Однако все это, кажется, не имело ни малейшего влияния на Бонхэма. Безмятежный большой ныряльщик с грозными глазами выглядел более собранным и спокойным, чем когда бы то ни было. Он ни разу (насколько видел Грант) не взялся за книгу или хотя бы за журнал, хотя Грант и предлагал ему. Он много спал. А остальное время просто сидел. Несколько раз он пытался ловить рыбу удочкой, но ничего не поймал, а они оба (знавшие подводный мир этого места, как свои пять пальцев) знали, что так и будет. Так что все свободное время он сидел, а Грант читал или пытался читать. Сидел и смотрел на дымчатые, зеленые, заросшие горы и холмы, вздымающиеся из земли и образующие в душной жаре очертания Ямайки на горизонте, не изменившиеся с тех пор, когда их впервые увидели глаза первых белых людей из команды Колумба, или на линию пестрых отелей вдоль побережья за аэропортом, уходящую в гавань, которую отсюда не было видно. Господи, о чем он мог думать? Да и думал ли вообще? Вид у него был абсолютно удовлетворенного человека.
Минимум миллион раз Грант задавал себе вопрос, что, именем Бога, он тут делает, ведь он вовсе не обязан нырять. Единственным утешением было то, что позднее он сможет сказать с мелочной, самолюбивой гордостью, что сделал эту работу. Похвастаться, что сделал.
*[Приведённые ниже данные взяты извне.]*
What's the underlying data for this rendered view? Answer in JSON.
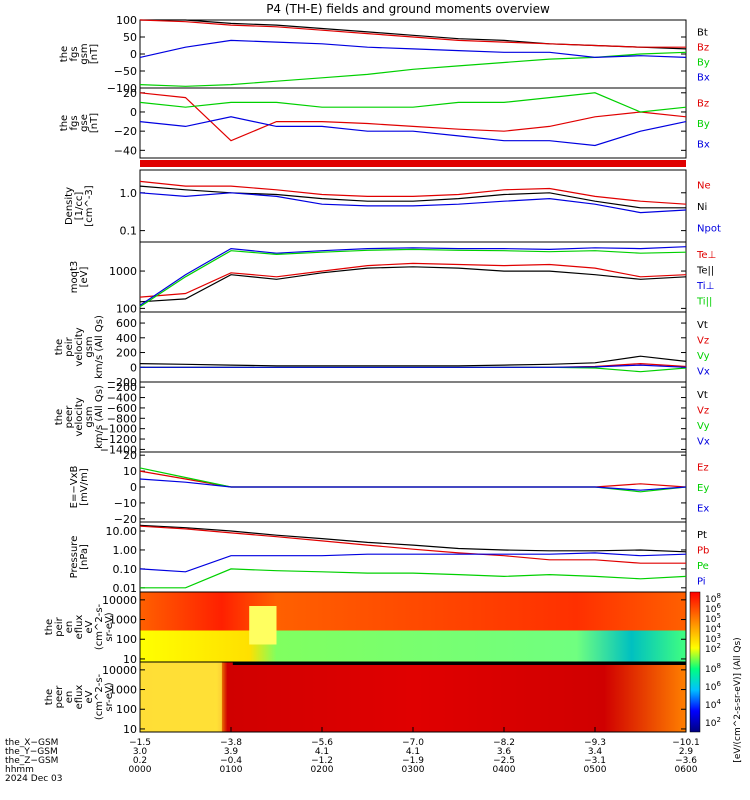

Иногда Бонхэм разговаривал. Но немного. Он рассказывал Гранту о своей акульей дыре, о том, как он временами и в определенном состоянии духа приплывает туда и убивает одну-две акулы, спрашивал, не хочет ли Грант как-нибудь выйти с ним и застрелить акулу. Грант сказал, что хочет, но намерения делать это у него не было. Не в этот раз. Может, в следующий приезд. Или когда они впервые выйдут на «Наяде». Но не в этот раз. Нервы и так на пределе.
Это недалеко отсюда, добавил Бонхэм, и именно благодаря дыре он и нашел эти пушки, когда искал здесь акулу. Грант с самого начала операции не видел акул и с горечью думал: «И именно теперь он мне об этом рассказывает!»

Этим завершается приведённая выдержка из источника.